Carburant-Madagascar - Mamy Ratovomalala prépare l'opinion pour une nouvelle hausse. Le ministre des Mines et des hydrocarbures, Mamy Ratovomalala, a fait une déclaration ferme, hier. à partir de maintenant, les opérateurs ne sont plus l'unique décideur du prix à la pompe du carburant. L'État prend le taureau par les cornes. Suite à la situation actuelle au Moyen Orient, mais également à la hausse du prix effectuée par Total Madagascar, mercredi, le ministère des Mines et des hydrocarbures a décidé de sortir de sa réserve.
Le ministre Mamy Ratovomalala a déclaré, hier, que « l'État a décidé de fixer les tarifs à la pompe en concertation avec les compagnies de distribution ». Il a été clair sur ce point. « La décision d'augmenter unilatéralement le tarif d'un produit aussi sensible ne sera plus acceptée », souligne-t-il.
Le ministre a invité la Compagnie pétrolière française à ramener son prix à la normale. « Total Madagascar devrait annuler la hausse qu'elle a effectuée, sinon l'État serait obligé de réagir », prévient-il.
Le prix à la pompe reste ainsi la même, en tout cas « pour cette semaine », comme l'a bien precisé Mamy Ratovomalala.
Le super-carburant est toujours vendu à Ar 3 040, l'essence tourisme à Ar 3 020, le pétrole lampant à Ar 1 800 et le gazole à Ar 2 530. En contre-partie de ce maintien de prix, le coût de stockage des produits par la compagnie Logistique pétrolière connaîtra une baisse de Ar 50. « Cette
mesure permettra d'amortir les répercussions », explique le ministre.
Hausse prévisible
Cependant, ces prix ne seront pas constants et d'autres mesures pourront être prises. D'après les explications du ministre, « on peut déjà s'attendre à une hausse, la semaine prochaine. Mais elle ne dépassera pas Ar 50 ».
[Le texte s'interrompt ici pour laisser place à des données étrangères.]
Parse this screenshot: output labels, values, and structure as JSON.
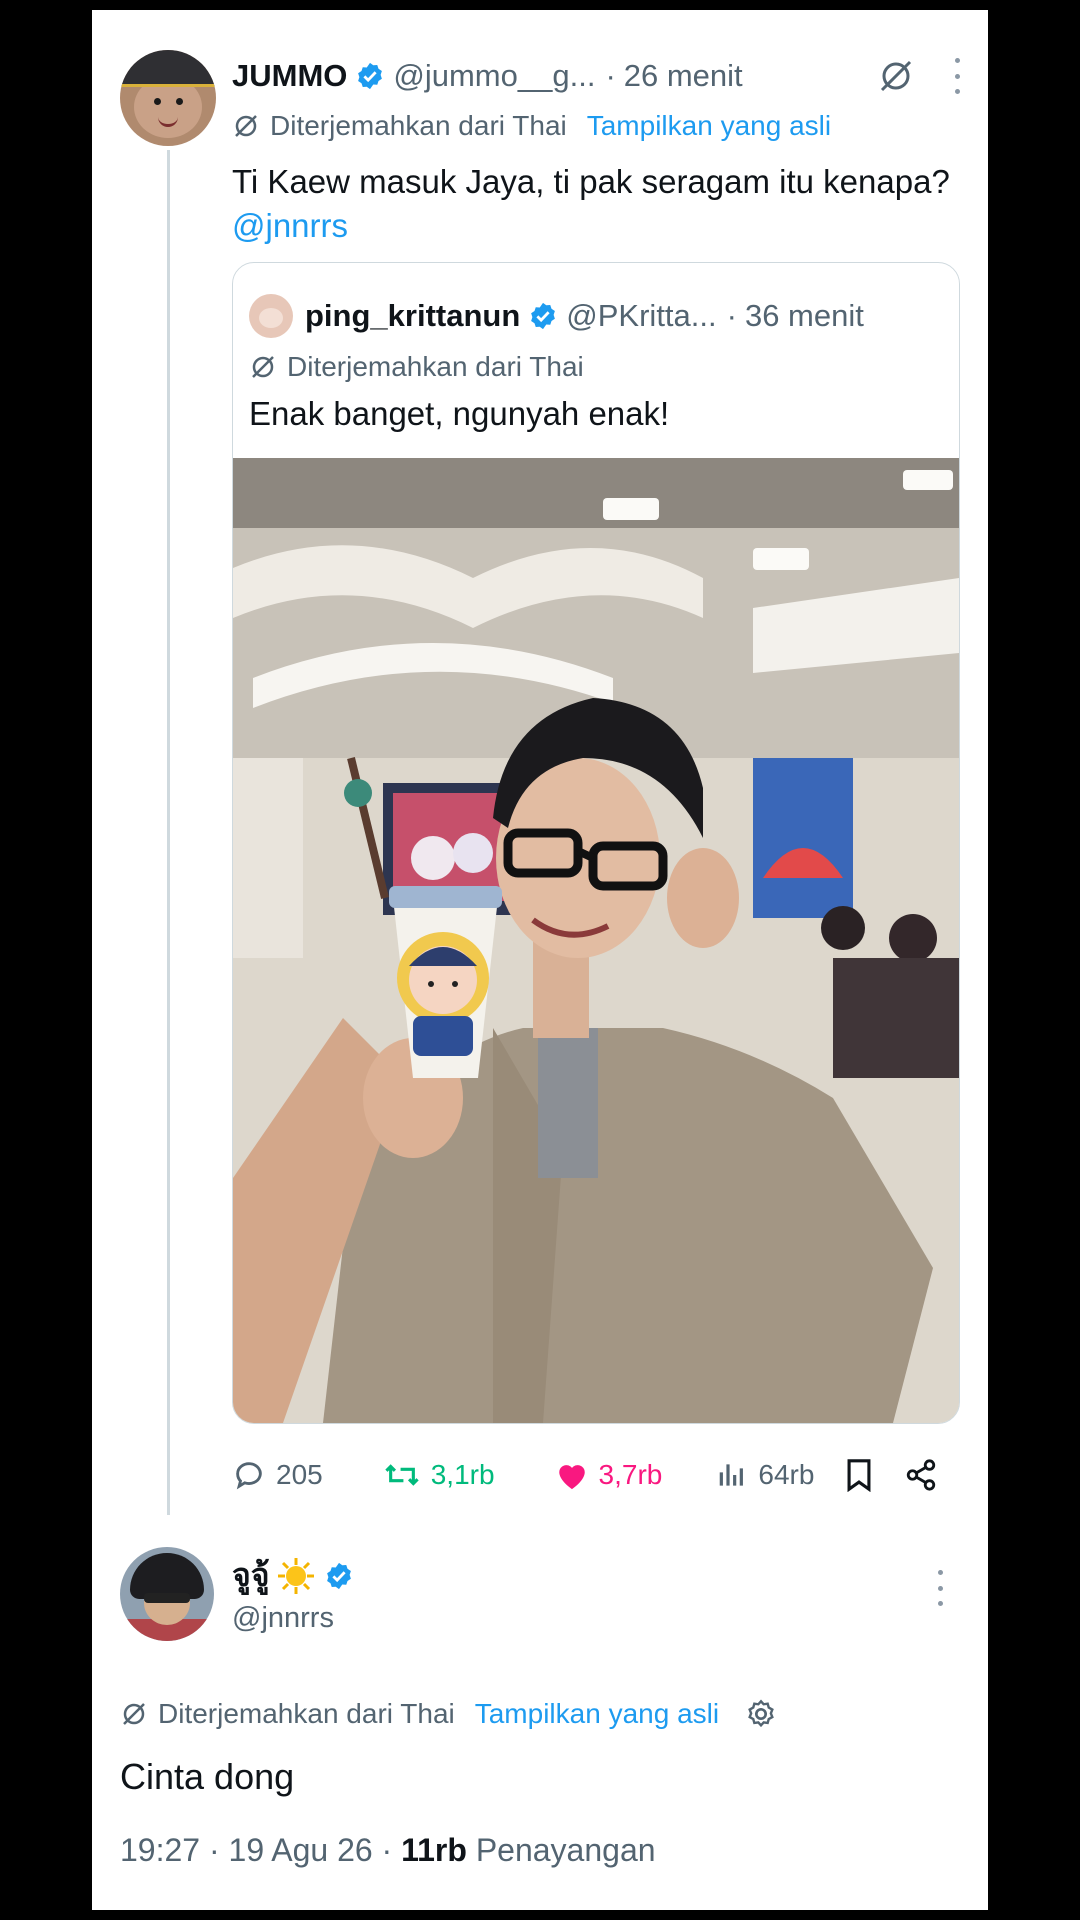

Face à cette décision de l'État d'intervenir sur les prix à la pompe, les opérateurs affichent la discrétion. « Je préfère ne pas faire de commentaire pour le moment », avance l'un d'entre eux. De son côté, le ministre du Commerce, Freddie Mahazoasy, qui est venu assister son homologue des Mines et des hydrocarbures, a justifié le comportement de l'État par la Loi n° 2005-020 du 17 Octobre 2005, portant sur la concurrence.
« Les opérateurs devraient connaître davantage cette loi. L'Art 2 mentionne clairement que l'État a le droit d'intervenir sur le circuit commercial si celà peut avoir un impact sur la population. Cependant, la durée ne devrait pas excéder six mois », précise-t-il. Il a oublié que le gel de prix avait débuté de janvier à juin, puis de juin à décembre 2010.